Il provvedimento è il risultato di una complessa attività investigativa condotta dalla Sezione Operativa di Taranto sotto il coordinamento della Procura della Repubblica, avviata nel marzo del 2024 per contrastare il preoccupante fenomeno delle truffe e dei furti in casa ai danni delle fasce più vulnerabili della popolazione.
Secondo quanto emerso dalle indagini, protrattesi fino al luglio dello stesso anno, i due indagati – agendo in concorso tra loro – avrebbero messo in atto un vero e proprio schema truffaldino: fingendosi, di volta in volta, operai, tecnici dell’energia elettrica o addetti alle caldaie del gas, si sarebbero introdotti nelle abitazioni delle vittime con la scusa di effettuare controlli, per poi appropriarsi di denaro contante, gioielli e altri oggetti di valore.
L’attività investigativa, basata sull’analisi delle immagini di videosorveglianza, sulle testimonianze delle persone raggirate e sui riconoscimenti fotografici, ha permesso di ricostruire un quadro indiziario ritenuto grave.

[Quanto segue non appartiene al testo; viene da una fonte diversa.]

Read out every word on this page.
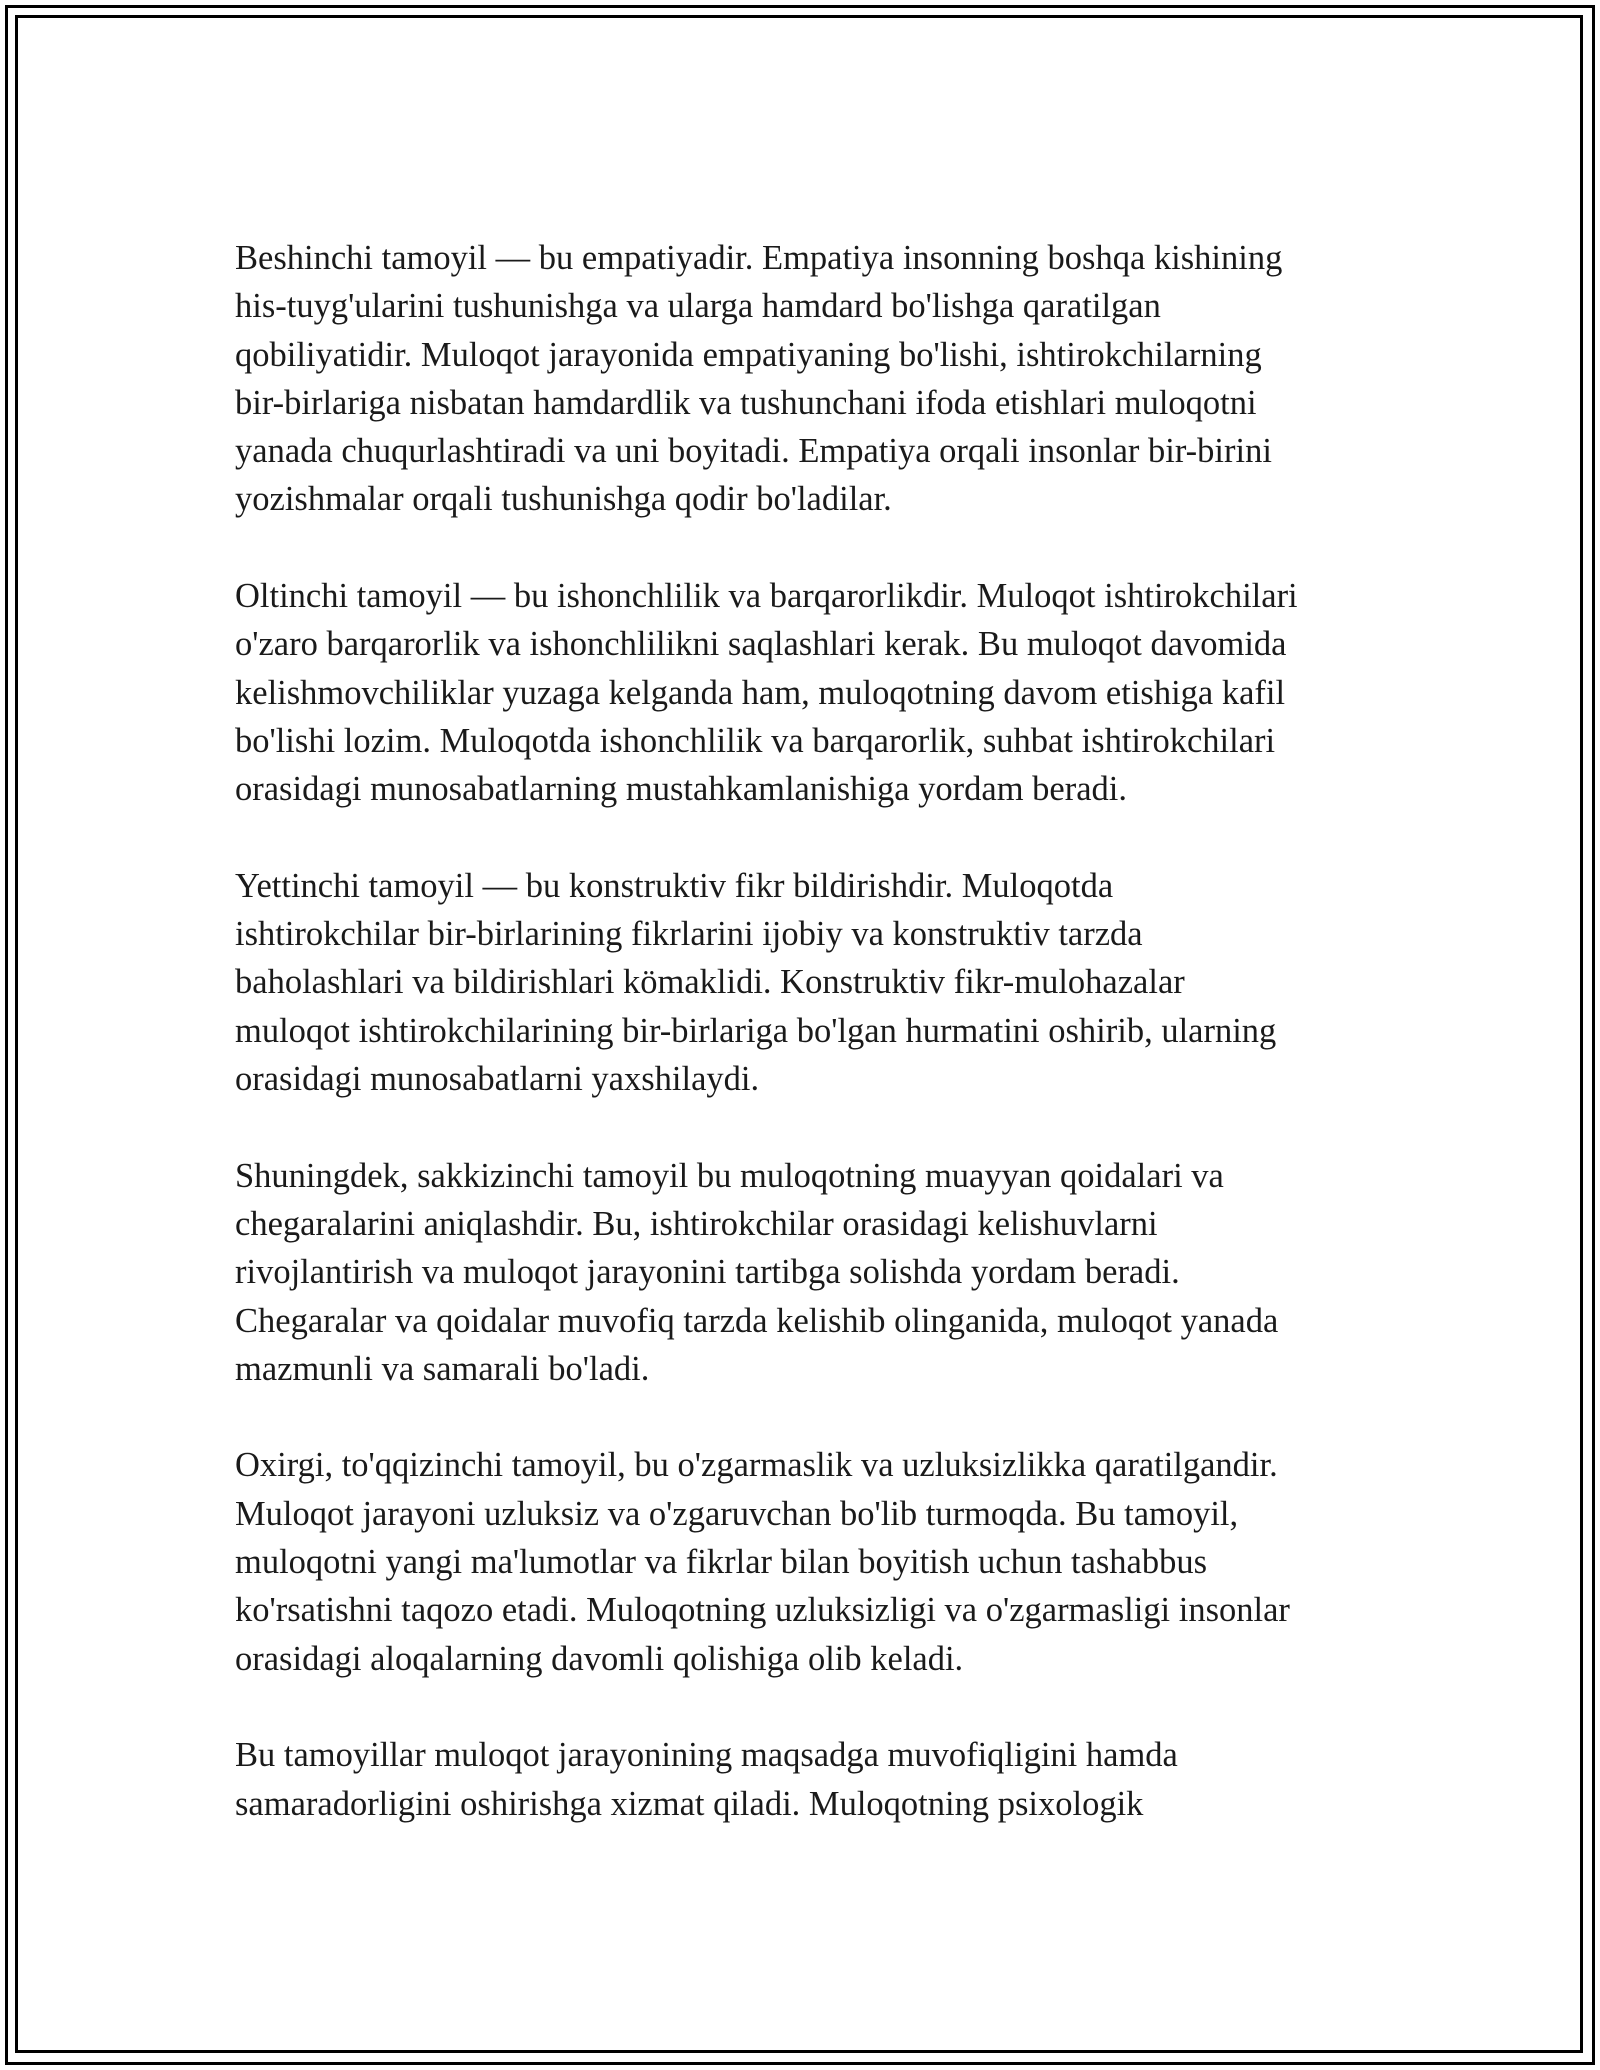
Beshinchi tamoyil — bu empatiyadir. Empatiya insonning boshqa kishining
his-tuyg'ularini tushunishga va ularga hamdard bo'lishga qaratilgan
qobiliyatidir. Muloqot jarayonida empatiyaning bo'lishi, ishtirokchilarning
bir-birlariga nisbatan hamdardlik va tushunchani ifoda etishlari muloqotni
yanada chuqurlashtiradi va uni boyitadi. Empatiya orqali insonlar bir-birini
yozishmalar orqali tushunishga qodir bo'ladilar.

Oltinchi tamoyil — bu ishonchlilik va barqarorlikdir. Muloqot ishtirokchilari
o'zaro barqarorlik va ishonchlilikni saqlashlari kerak. Bu muloqot davomida
kelishmovchiliklar yuzaga kelganda ham, muloqotning davom etishiga kafil
bo'lishi lozim. Muloqotda ishonchlilik va barqarorlik, suhbat ishtirokchilari
orasidagi munosabatlarning mustahkamlanishiga yordam beradi.

Yettinchi tamoyil — bu konstruktiv fikr bildirishdir. Muloqotda
ishtirokchilar bir-birlarining fikrlarini ijobiy va konstruktiv tarzda
baholashlari va bildirishlari kömaklidi. Konstruktiv fikr-mulohazalar
muloqot ishtirokchilarining bir-birlariga bo'lgan hurmatini oshirib, ularning
orasidagi munosabatlarni yaxshilaydi.

Shuningdek, sakkizinchi tamoyil bu muloqotning muayyan qoidalari va
chegaralarini aniqlashdir. Bu, ishtirokchilar orasidagi kelishuvlarni
rivojlantirish va muloqot jarayonini tartibga solishda yordam beradi.
Chegaralar va qoidalar muvofiq tarzda kelishib olinganida, muloqot yanada
mazmunli va samarali bo'ladi.

Oxirgi, to'qqizinchi tamoyil, bu o'zgarmaslik va uzluksizlikka qaratilgandir.
Muloqot jarayoni uzluksiz va o'zgaruvchan bo'lib turmoqda. Bu tamoyil,
muloqotni yangi ma'lumotlar va fikrlar bilan boyitish uchun tashabbus
ko'rsatishni taqozo etadi. Muloqotning uzluksizligi va o'zgarmasligi insonlar
orasidagi aloqalarning davomli qolishiga olib keladi.

Bu tamoyillar muloqot jarayonining maqsadga muvofiqligini hamda
samaradorligini oshirishga xizmat qiladi. Muloqotning psixologik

Dalle risultanze emerge che le condotte sarebbero state “seriali, pianificate con tecniche professionali e messe in atto in pieno giorno, a volto scoperto, persino in prossimità di telecamere condominiali ben visibili”.
Le forze dell’ordine sottolineano inoltre che il bottino dei furti sarebbe stato “notevole”, considerata la quantità e la varietà dei preziosi sottratti durante i diversi colpi.
Al termine delle formalità di rito, il ventitreenne è stato posto agli arresti domiciliari, mentre il quarantenne, già detenuto per altra causa, dovrà scontare la nuova misura – arresti domiciliari con braccialetto elettronico – al termine dell’attuale pena.
L’operazione rappresenta un ulteriore segnale dell’impegno dell’Arma dei Carabinieri nel contrasto ai reati predatori, con particolare attenzione alla tutela delle persone anziane, troppo spesso vittime di truffe e raggiri messi in atto con modalità sempre più insidiose.